Kembali kepada kisah si embak, si embak pada hari ketiga harus bekerja tanpa arahan bibik karena bibik pulang di hari kedua, dan kami mengantarnya ke stasiun Kali Deres. Pada hari yang sama si embak minta dibelikan ces HP, saya menyuruh suami membelikan berikut mengirimkan pulsa ke nomernya. Saya bilang padanya, "kalau kangen anak boleh telepun, atau bulan depan bawalah anak ke sini 2 atau 3 hari. Atau kalau mau cuti setidaknya 2bulan lagi baru boleh pulang kampung nengokin anak." Saya tekankan itu pada si embak karena bulan depan sudah dipastikan saya melahirkan, jadi mustahil memberikan cuti pulkam kecuali setelah saya istirahat pasca bersalin.

Semua membaik hingga satu minggu, si embak kerja dengan baik dan bersih. Ada kekurangan kecil di sana sini tapi masih bisa dimaklumi untuk pekerja rumah tangga semuda dia.

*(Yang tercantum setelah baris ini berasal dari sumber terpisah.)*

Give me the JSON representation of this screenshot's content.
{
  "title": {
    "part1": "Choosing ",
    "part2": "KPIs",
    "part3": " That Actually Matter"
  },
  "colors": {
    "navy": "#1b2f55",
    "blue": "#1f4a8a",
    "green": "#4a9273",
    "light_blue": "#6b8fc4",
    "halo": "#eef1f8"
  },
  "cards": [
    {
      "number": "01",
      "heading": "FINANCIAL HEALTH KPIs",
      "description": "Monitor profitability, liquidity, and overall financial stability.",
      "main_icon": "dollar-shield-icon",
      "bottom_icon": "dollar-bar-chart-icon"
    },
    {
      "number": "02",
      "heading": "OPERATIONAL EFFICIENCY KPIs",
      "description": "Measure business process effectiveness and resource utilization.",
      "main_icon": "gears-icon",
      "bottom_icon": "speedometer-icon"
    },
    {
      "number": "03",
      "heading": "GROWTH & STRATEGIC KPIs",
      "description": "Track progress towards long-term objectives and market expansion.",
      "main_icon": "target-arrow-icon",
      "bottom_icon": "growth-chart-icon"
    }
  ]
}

Pada hari selanjutnya si embak datang ke kamar saya sambil menangis, tentu saya kaget sekali. Anehnya si embak curhat banyak banget yang saya sendiri gak paham ke mana muara maksud kisahnya. "Ya ya... saya sudah tahu mbak, bibik crita ke saya. Ya mbak harus sabar, masa kecil embak sulit, tak jauh beda dengan saya. Saya juga. Makanya yang penting embak kerja di sini dibikin happy saja, alihkan beban hidup dengan bekerja yang baik tapi jangan lupa juga menghibur diri."

Pertama, sejauh pengalaman saya bekerja dari lulus SMA sampai magang sambil kuliah, dan fulltime lepas wisuda, tak pernah sekalipun bos saya mesti tahu beratnya masa lalu atau problematika saya. Saya menjaga rahasia beban hidup saya, bos tak perlu tahu itu kecuali bila tak sengaja tahu. Cukuplah ketika bekerja, bos tahu kemampuan dan komitmen kita. Itu saja.

Si embak ujung-ujungnya minta izin pulang, pulang demi suaminya. Dia ditelepun, disms, dan entahlah apa saja kata dari suaminya, si embak menangis tersedu-sedu.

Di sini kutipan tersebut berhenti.